OER, Stormy Seas, Worthy Research, Sound Ideas, and Responsible Arguments

Education Next's mission statement reads,  "In the stormy seas of school reform, this journal will steer a steady course, presenting the facts as best they can be determined, giving voice (without fear or favor) to worthy research, sound ideas, and responsible arguments. Bold change is needed in American K–12 education, but Education Next partakes of no program, campaign, or ideology. It goes where the evidence points."

That sets the stage for the piece that appeared in WINTER 2017 / VOL. 17, NO. 1 under the title, "Open Educational Resources, Is the federal government overstepping its role?" by the preeminent author Michael Q. McShane. McShane must be preeminent because he taught high school for a couple of years in a private school and he dropped a French term into both the second and third sentences - bête noire and cri de coeur. In the first sentence, he quoted Lois Griffin from Family Guy which means he's not only preeminent; he's cool.

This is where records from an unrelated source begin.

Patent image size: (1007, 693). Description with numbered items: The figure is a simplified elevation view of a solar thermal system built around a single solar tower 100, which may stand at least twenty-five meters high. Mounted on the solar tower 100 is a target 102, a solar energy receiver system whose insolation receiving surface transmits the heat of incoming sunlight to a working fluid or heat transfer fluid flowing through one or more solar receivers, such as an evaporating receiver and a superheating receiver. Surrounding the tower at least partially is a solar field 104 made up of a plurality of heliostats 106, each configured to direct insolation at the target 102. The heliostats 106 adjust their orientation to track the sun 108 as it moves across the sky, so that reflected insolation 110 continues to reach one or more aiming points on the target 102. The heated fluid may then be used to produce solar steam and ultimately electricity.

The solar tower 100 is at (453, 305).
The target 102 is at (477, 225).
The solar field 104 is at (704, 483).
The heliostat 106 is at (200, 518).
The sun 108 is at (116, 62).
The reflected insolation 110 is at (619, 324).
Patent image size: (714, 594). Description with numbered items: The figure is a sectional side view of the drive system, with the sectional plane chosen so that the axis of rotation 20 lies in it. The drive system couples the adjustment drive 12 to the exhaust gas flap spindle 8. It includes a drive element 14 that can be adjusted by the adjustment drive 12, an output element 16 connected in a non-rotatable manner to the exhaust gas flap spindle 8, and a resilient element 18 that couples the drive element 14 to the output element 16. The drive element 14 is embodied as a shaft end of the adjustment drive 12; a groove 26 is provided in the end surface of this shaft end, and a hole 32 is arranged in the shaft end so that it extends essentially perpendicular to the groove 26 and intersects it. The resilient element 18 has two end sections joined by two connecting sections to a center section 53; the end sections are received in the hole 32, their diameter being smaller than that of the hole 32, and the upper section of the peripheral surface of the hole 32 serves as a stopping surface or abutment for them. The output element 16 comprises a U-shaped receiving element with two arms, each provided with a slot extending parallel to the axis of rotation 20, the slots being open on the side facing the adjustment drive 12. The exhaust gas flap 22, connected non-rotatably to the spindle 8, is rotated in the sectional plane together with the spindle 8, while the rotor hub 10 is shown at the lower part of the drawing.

It's too bad McShane doesn't understood open educational resources, though; he was off to such a good start. He thinks the most robust form of open educational resources is EngageNY's collection of PDFs that teachers are encouraged to print out and hand out to students to complete with pencil or pen. McShane also doesn't understand how the $17 Billion he quotes as the amount spent on textbooks could instead be paid to teachers to create the content that is used in their classrooms. He seems to think that only people paid by textbook publishers are capable of creating quality material. Here's the key to a responsible argument regarding OER - it's about license or use of the content, not about who creates the content. If a legacy textbook publisher decides to put a Creative Commons license on the book they publish in a Moodle format; it's OER. If a group of teachers get together and make a textbook and then publish it with a non-CC license; it's not OER.

I was hired last year by a venerable textbook publisher to show the publisher's software development team how to move one of their textbooks, previously a proprietary title selling for $225.00, into Moodle so that it could be eligible for California’s OER initiative. Not only did the venerable textbook publisher want to re-brand their content as OER, they wanted it available as an instance of an open source learning management system. I was happy to assist them. When I asked when they would be doing this conversion for more of their textbooks, they answered “not until the market makes us.” That, at least, is an honest answer if not a sound idea.

McShane also seems to think it's not possible to make OER that aligns with standards.  He says,  "Just how “open” can resources be if they operate within the strictures of government-regulated scope and sequences? That is, if the state sets the topics and the order in which they must be covered via prescribed standards and assessments, how much room is there for improvisation?" A scope and sequence is not the same thing as a learning activity. States prescribe standards, but they don't say what kind of learning activities or assessment, even, is required to meet a standard. The options are as many as teachers and their students can create; it's open.

I don't think McShane understands Twitter, yet, either, because he described the DoE's branding of #GoOpen as stylized. (I'd call it incorporating a Twitter hashtag.) His closing quote of McGuffey’s Third Eclectic Reader  suggests he might be stuck a century or two back.  The cold water he throws on the flames of the #GoOpen movement is justified in his mind because he thinks that proprietary textbook publishing might come back some day when OER burns out and then what would we ever do; there wouldn't be any textbook publishers to save public education by charging them $17 Billion a year. Is that a responsible argument supported by worthy research?

The folks at Stanford where Education Next is published may be hearing some stormy seas, but there's smooth paddling up here in the headwaters of open educational resources. Here, where all the women are strong and all the children are above average, OER are empowering both teachers and students and saving school districts money.